Author:Judy Batalion

Renia felt like her feet were breaking under her. The things she’d seen, the graphic images, all felt as if they were pulling her to the ground. But at the same time, she sensed a lightness in her heart, “something of a happiness that there were still Jews here, living people who were fighting against the Germans.”

Shaken, still actively posing as a Polish girl, Renia eventually returned to her hotel as the battle raged on. She tried to rest but was tortured by the visions, by the very information she’d come to obtain. “I couldn’t believe that I’d seen this with my own eyes. Could my senses have been fooling me?” she kept asking herself. Were those tormented Jews, broken and decimated by hunger, really able to conduct such a heroic battle? But yes, yes, she had seen it: “The Jews picked themselves up, wanting to die like people.”

For the rest of the day, news from the ghetto spread throughout the city: the number of Germans killed, the number of weapons that the Jews took from them, the number of tanks destroyed. The Jews would fight until their last breaths, was the rumor. All night, as she tried to sleep, Renia’s bed shook from the bomb blasts.

She left for the train station in the early morning, walking through the city more calmly than she had the day before. Renia, a young Jewish woman from a tiny town on the outskirts of Kielce, was becoming an expert at navigating the death traps of Warsaw’s wild, war-ravaged streets. She spent the entire day traveling in train wagons with Gentiles who could not stop talking about their awe over the heroism and courage of the Jews.

Like the long line of female couriers before her, Renia benefited from being underestimated and misjudged, and she was able to slip through Warsaw without anyone guessing that she was a resistance operative. Appearing to be an innocuous, young Polish girl who happened to be taking a stroll through town or a train ride to the country, Renia was afforded a front-row seat to the war’s greatest rebellion and even the candid discussion of its aftermath. “Poles must be fighting alongside the Jews,” she heard many of them guess. “There’s simply no way that the Jews are capable of conducting such a heroic battle.” This was the grandest compliment, really.

The train whizzed on, approaching the border. Renia could barely contain her good news. It was time for uprisings everywhere. Next, B?dzin!

Chapter 16

Bandits in Braids

Zivia

MAY 1943

Zivia was blinded by the glare. The middle of the night resembled the middle of the day. Roaring flames, every direction.

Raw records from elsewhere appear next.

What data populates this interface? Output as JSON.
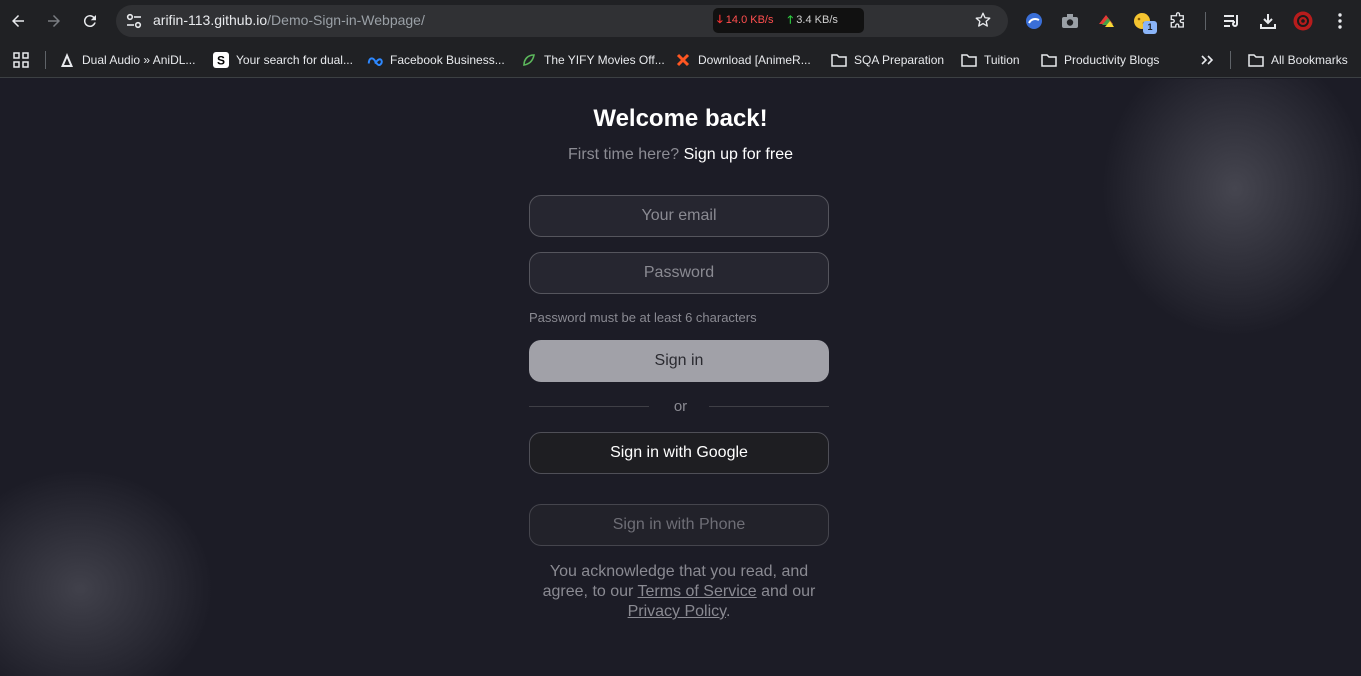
{
  "browser": {
    "url_host": "arifin-113.github.io",
    "url_path": "/Demo-Sign-in-Webpage/",
    "net_down": "14.0 KB/s",
    "net_up": "3.4 KB/s",
    "ext_badge": "1"
  },
  "bookmarks": [
    {
      "label": "Dual Audio » AniDL..."
    },
    {
      "label": "Your search for dual..."
    },
    {
      "label": "Facebook Business..."
    },
    {
      "label": "The YIFY Movies Off..."
    },
    {
      "label": "Download [AnimeR..."
    },
    {
      "label": "SQA Preparation"
    },
    {
      "label": "Tuition"
    },
    {
      "label": "Productivity Blogs"
    },
    {
      "label": "All Bookmarks"
    }
  ],
  "page": {
    "title": "Welcome back!",
    "subtitle_prefix": "First time here?",
    "signup_link": "Sign up for free",
    "email_placeholder": "Your email",
    "password_placeholder": "Password",
    "password_hint": "Password must be at least 6 characters",
    "signin_button": "Sign in",
    "or_text": "or",
    "google_button": "Sign in with Google",
    "phone_button": "Sign in with Phone",
    "legal_1": "You acknowledge that you read, and agree, to our",
    "terms_link": "Terms of Service",
    "legal_2": "and our",
    "privacy_link": "Privacy Policy",
    "legal_end": "."
  },
  "colors": {
    "page_bg": "#1c1c26",
    "signin_bg": "#a1a1a8",
    "chrome_bg": "#202124"
  }
}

After the initial fighting, the Nazis restrategized. Instead of marching into courtyards—from which Jews no longer emerged—they slipped quietly into the ghetto in small groups, aiming for addresses where they suspected Jews were hiding. The ZOB attacked them inside. Then, faced with the prospect of drawn-out skirmishes, the Germans changed tactics again. In early May the commander ordered for the systematic destruction of the ghetto’s mainly wood-framed buildings—by fire.

Within hours, Zivia wrote, the whole ghetto was ablaze. The Nazis destroyed one building at a time, shooting any Jews who ran from their smoking hideouts. Even in metal bunkers, people died of heat and smoke inhalation. Families, groups, children ran frantically through the crumbling streets, searching for shelter that wasn’t flammable. Zivia watched in horror. “The Warsaw ghetto was burnt at the stake,” she described. “Pillars of flames rose, and sparks crackled in the air. The sky glowed with a terrifying red light. . . . The pitiful remains of the largest Jewish community of Europe fluttered in the last throes of death.” This terror, she wrote, took place while, just outside the ghetto walls, Poles visited a carousel, enjoying the spring day.

The ZOB fighters were no longer able to fight from inside buildings, nor could they cross over the rooftops. All attics and passages had been destroyed. They put wet cloths over their faces and rags on their feet to deflect the heat and reverted to bunker warfare, using civilians’ bunkers, having not prepared any of their own. Most Jews were happy to share their space, and listened to the ZOB’s orders not to go outside and thus end up alerting the Germans. But in the end, the burning beat the steadfast rebellion. Smoke, heat, whole streets were engulfed in fire. Zivia continued to tour the ghetto each night, into the “rampage of flames, the tumult of collapsing debris, the crash of broken glass, pillars of smoke reaching the sky.” She wrote: “We were burning alive.”